Legge stabilità: ok a modifiche ma a saldi invariati

La legge di stabilità “potrà essere modificata” ma “senza variare i saldi”. “Nessun rammarico” per le scelte di politica economica intraprese sebbene ci siano stati “tanti errori” dovuti “all’emergenza e alla fretta” con cui si è giunti ai provvedimenti.

“La legge di stabilità è un documento portante della strategia di governo e non credo che vada giù come un bicchiere d’acqua. Il fatto che ci siano alcune considerazioni critiche non ci sorprende, e siamo disponibili a valutare tutte le modifiche che verranno proposte. Siamo pronti a modificare la legge in parlamento”. Purché i saldi rimangano invariati. “Non ci sarà alcuna manovra aggiuntiva”, dice per l’Italia. “Molte volte ci è stato chiesto se ci vorrà una altra manovra: non faremo un’altra manovra perché terremo la rotta e perché siamo stati ritenuti credibili”. A livello europeo “il precedente Governo aveva concordato un’anticipazione dell’obiettivo del bilancio in pareggio dal 2014 al 2013″, e tale obiettivo – ricorda Monti – è stato rispettato”. Il premier nega “rammarico o pentimento” per le scelte di politica economica fatte finora: “Abbiamo fatto molti errori, soprattutto abbiamo lavorato nella fretta, ma non ho assolutamente nessun motivo di rammarico o pentimento”, dice. Sebbene, ammette, avremmo voluto “andare più in là”. Si dice convinto che la scelta fatta nella legge di stabilità rispetto all’aumento dell’Iva e la riduzione dell’Irpef sia la “migliore”. “Per ora non vedo – aggiunge – evidenti motivi che mi facciano ritenere che, dal punto di vista degli effetti distributivi e macro, altre combinazioni sarebbero state superiori e peccato che non ce ne siamo accorti. Non siamo in questa situazione”.

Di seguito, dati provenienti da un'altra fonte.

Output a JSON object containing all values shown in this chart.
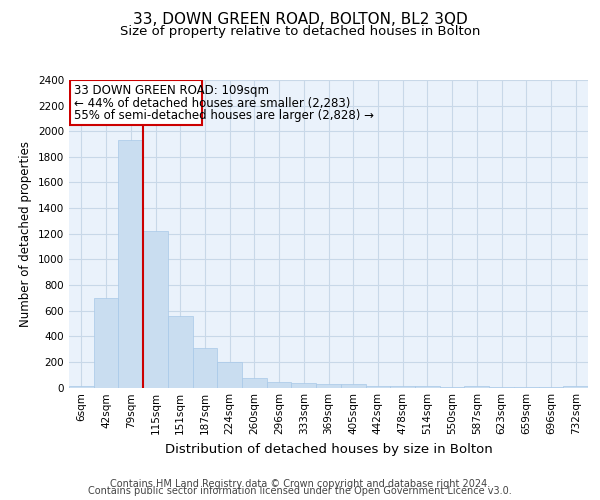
{
  "title": "33, DOWN GREEN ROAD, BOLTON, BL2 3QD",
  "subtitle": "Size of property relative to detached houses in Bolton",
  "xlabel": "Distribution of detached houses by size in Bolton",
  "ylabel": "Number of detached properties",
  "categories": [
    "6sqm",
    "42sqm",
    "79sqm",
    "115sqm",
    "151sqm",
    "187sqm",
    "224sqm",
    "260sqm",
    "296sqm",
    "333sqm",
    "369sqm",
    "405sqm",
    "442sqm",
    "478sqm",
    "514sqm",
    "550sqm",
    "587sqm",
    "623sqm",
    "659sqm",
    "696sqm",
    "732sqm"
  ],
  "values": [
    15,
    700,
    1930,
    1225,
    560,
    305,
    200,
    75,
    45,
    35,
    30,
    25,
    15,
    10,
    10,
    5,
    10,
    5,
    5,
    5,
    15
  ],
  "bar_color": "#c9ddf0",
  "bar_edgecolor": "#a8c8e8",
  "vline_index": 3,
  "vline_color": "#cc0000",
  "ylim": [
    0,
    2400
  ],
  "yticks": [
    0,
    200,
    400,
    600,
    800,
    1000,
    1200,
    1400,
    1600,
    1800,
    2000,
    2200,
    2400
  ],
  "annotation_title": "33 DOWN GREEN ROAD: 109sqm",
  "annotation_line1": "← 44% of detached houses are smaller (2,283)",
  "annotation_line2": "55% of semi-detached houses are larger (2,828) →",
  "annotation_box_color": "#cc0000",
  "grid_color": "#c8d8e8",
  "plot_bg_color": "#eaf2fb",
  "footer_line1": "Contains HM Land Registry data © Crown copyright and database right 2024.",
  "footer_line2": "Contains public sector information licensed under the Open Government Licence v3.0.",
  "title_fontsize": 11,
  "subtitle_fontsize": 9.5,
  "xlabel_fontsize": 9.5,
  "ylabel_fontsize": 8.5,
  "tick_fontsize": 7.5,
  "annotation_title_fontsize": 8.5,
  "annotation_text_fontsize": 8.5,
  "footer_fontsize": 7
}
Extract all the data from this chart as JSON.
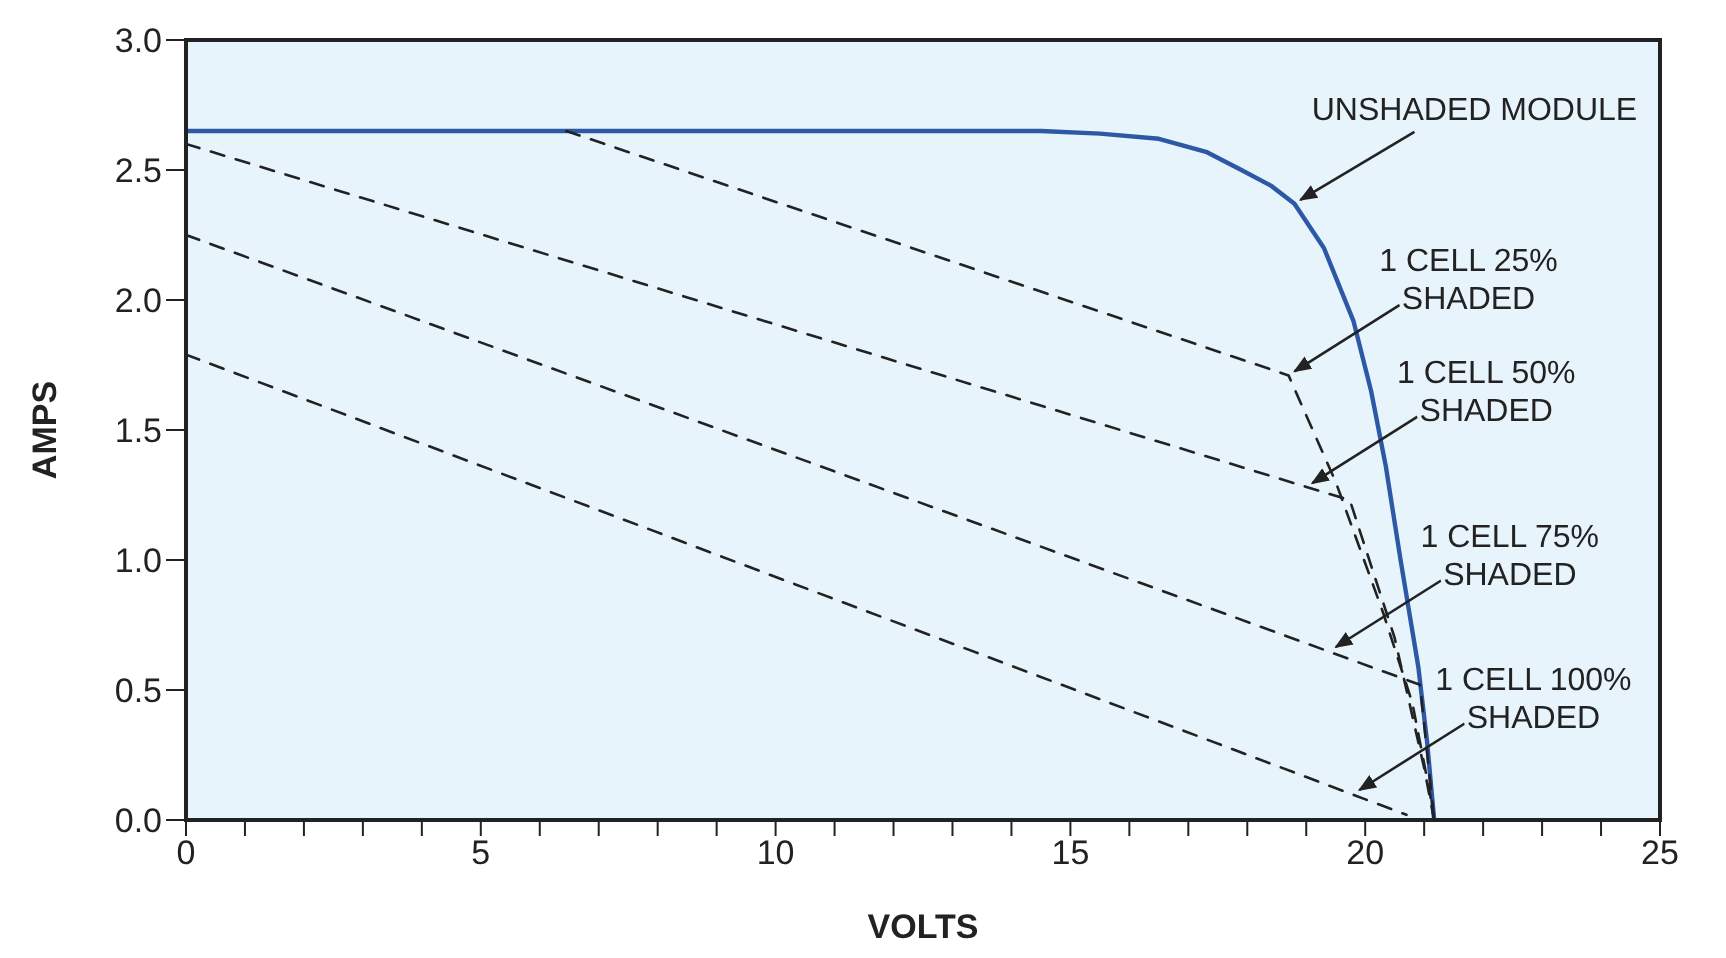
{
  "chart_data": {
    "type": "line",
    "xlabel": "VOLTS",
    "ylabel": "AMPS",
    "xlim": [
      0,
      25
    ],
    "ylim": [
      0,
      3.0
    ],
    "xticks": [
      0,
      {
        "value": 1,
        "label": null
      },
      {
        "value": 2,
        "label": null
      },
      {
        "value": 3,
        "label": null
      },
      {
        "value": 4,
        "label": null
      },
      5,
      {
        "value": 6,
        "label": null
      },
      {
        "value": 7,
        "label": null
      },
      {
        "value": 8,
        "label": null
      },
      {
        "value": 9,
        "label": null
      },
      10,
      {
        "value": 11,
        "label": null
      },
      {
        "value": 12,
        "label": null
      },
      {
        "value": 13,
        "label": null
      },
      {
        "value": 14,
        "label": null
      },
      15,
      {
        "value": 16,
        "label": null
      },
      {
        "value": 17,
        "label": null
      },
      {
        "value": 18,
        "label": null
      },
      {
        "value": 19,
        "label": null
      },
      20,
      {
        "value": 21,
        "label": null
      },
      {
        "value": 22,
        "label": null
      },
      {
        "value": 23,
        "label": null
      },
      {
        "value": 24,
        "label": null
      },
      25
    ],
    "yticks": [
      {
        "value": 0,
        "label": "0.0"
      },
      0.5,
      {
        "value": 1,
        "label": "1.0"
      },
      1.5,
      {
        "value": 2,
        "label": "2.0"
      },
      2.5,
      {
        "value": 3,
        "label": "3.0"
      }
    ],
    "marker": "none",
    "series": [
      {
        "color": "#2c58a6",
        "line_style": "solid",
        "x": [
          0,
          5,
          10,
          14.5,
          15.5,
          16.5,
          17.3,
          17.9,
          18.4,
          18.8,
          19.3,
          19.8,
          20.1,
          20.35,
          20.6,
          20.9,
          21.05,
          21.17
        ],
        "values": [
          2.65,
          2.65,
          2.65,
          2.65,
          2.64,
          2.62,
          2.57,
          2.5,
          2.44,
          2.37,
          2.2,
          1.92,
          1.65,
          1.36,
          1.0,
          0.59,
          0.3,
          0
        ]
      },
      {
        "color": "#222222",
        "line_style": "dashed",
        "x": [
          6.45,
          18.7,
          19.5,
          20.3,
          20.8,
          21.1,
          21.17
        ],
        "values": [
          2.65,
          1.71,
          1.3,
          0.8,
          0.45,
          0.1,
          0
        ]
      },
      {
        "color": "#222222",
        "line_style": "dashed",
        "x": [
          0,
          19.74,
          20.5,
          21.0,
          21.17
        ],
        "values": [
          2.6,
          1.23,
          0.7,
          0.2,
          0
        ]
      },
      {
        "color": "#222222",
        "line_style": "dashed",
        "x": [
          0,
          20.93,
          21.1,
          21.17
        ],
        "values": [
          2.25,
          0.52,
          0.15,
          0
        ]
      },
      {
        "color": "#222222",
        "line_style": "dashed",
        "x": [
          0,
          20.7
        ],
        "values": [
          1.79,
          0.02
        ]
      }
    ],
    "annotations": [
      {
        "text": "UNSHADED MODULE",
        "x": 18.8,
        "y": 2.37
      },
      {
        "text": "1 CELL 25%\nSHADED",
        "x": 18.7,
        "y": 1.71
      },
      {
        "text": "1 CELL 50%\nSHADED",
        "x": 19.0,
        "y": 1.28
      },
      {
        "text": "1 CELL 75%\nSHADED",
        "x": 19.4,
        "y": 0.65
      },
      {
        "text": "1 CELL 100%\nSHADED",
        "x": 19.8,
        "y": 0.1
      }
    ]
  }
}
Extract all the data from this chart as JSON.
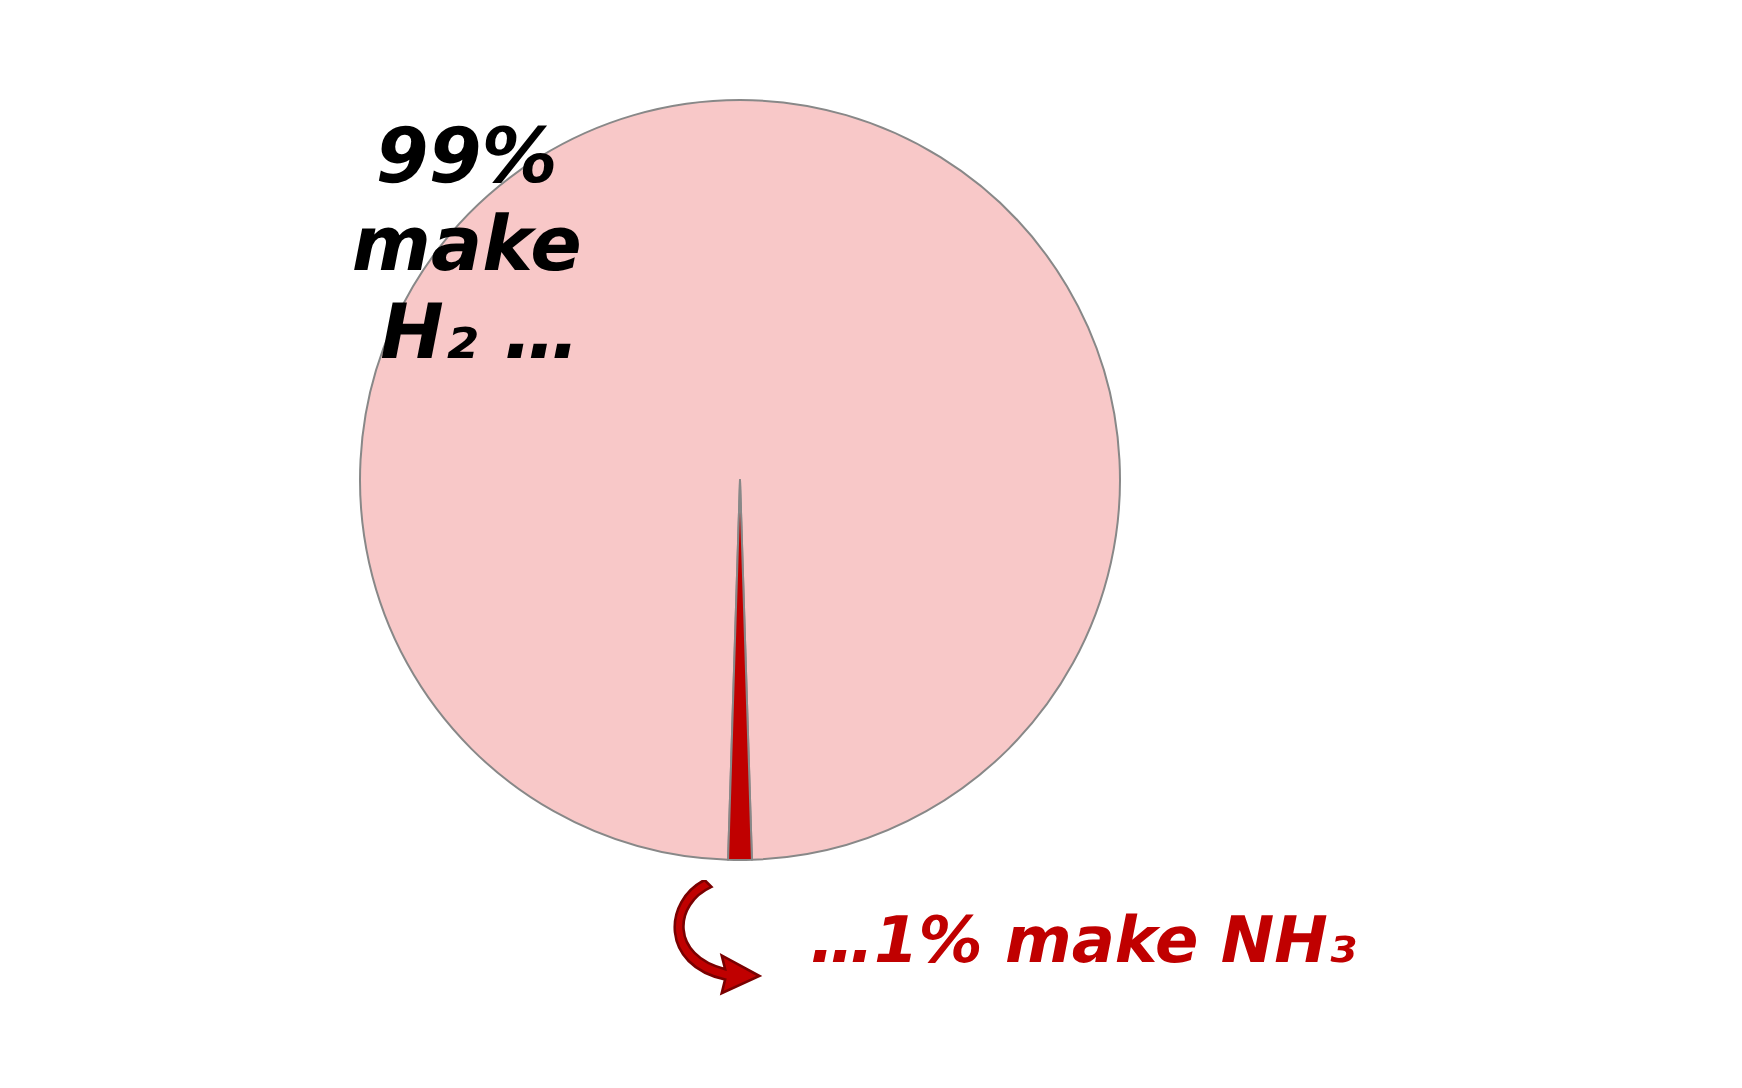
{
  "chart_data": {
    "type": "pie",
    "categories": [
      "99% make H₂ …",
      "…1% make NH₃"
    ],
    "values": [
      99,
      1
    ],
    "colors": [
      "#f8c8c8",
      "#c00000"
    ]
  }
}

Il disegno di legge anticorruzione lo giudica invece “esemplare”. Sul provvedimento “sono state superate le resistenze dei partiti” e “non mi risulta che governi, anche di colore opposto anche a quello ci ha preceduto, abbiano realizzato provvedimenti più esemplari di questo”. Il premier ha anche ricordato di aver imposto ai ministri del suo Governo la trasparenza pregandoli di mettere in rete le proprie dichiarazioni dei redditi. Questo provvedimento sarà esteso al personale eletto o di alto grado amministrativo negli enti locali se il disegno di legge anticorruzione sarà approvato.

E ancora: la crisi “è in via di superamento”, e tutti in Europa insistono perché Atene “rimanga nell’euro”. Nessun diritto di veto sui budget nazionali, come ha chiesto la Germania di Angela Merkel, nessun super commissario sull’euro piuttosto un invito ai paesi perché proseguano sul terreno delle riforme. Interessante è invece la proposta tedesca di destinare il gettito della tobin tax al finanziamento delle riforme all’interno dell’Unione europea.

E oggi la Cgil scende in piazza per il lavoro. A distanza di poco meno di due anni dall’ultima manifestazione in piazza San Giovanni (il 27 novembre del 2010, il battesimo della piazza per l’allora neo eletta segretario generale Susanna Camusso),il sindacato di corso d’Italiatorna nello stesso luogo, simbolico per la sua storia, per farne ‘l’agorà del lavoro’. E sceglie una forma diversa: un’intera giornata dedicata al lavoro. Una maratona che partirà la mattina alle 10.30 per concludersi intorno alle 17.30, dopo l’intervento del segretario generale, Susanna Camusso previsto per le 16. Nessun corteo quindi ma “una piazza aperta per dare voce e volto al lavoro”, soprattutto “ai più invisibili tra gli invisibili”.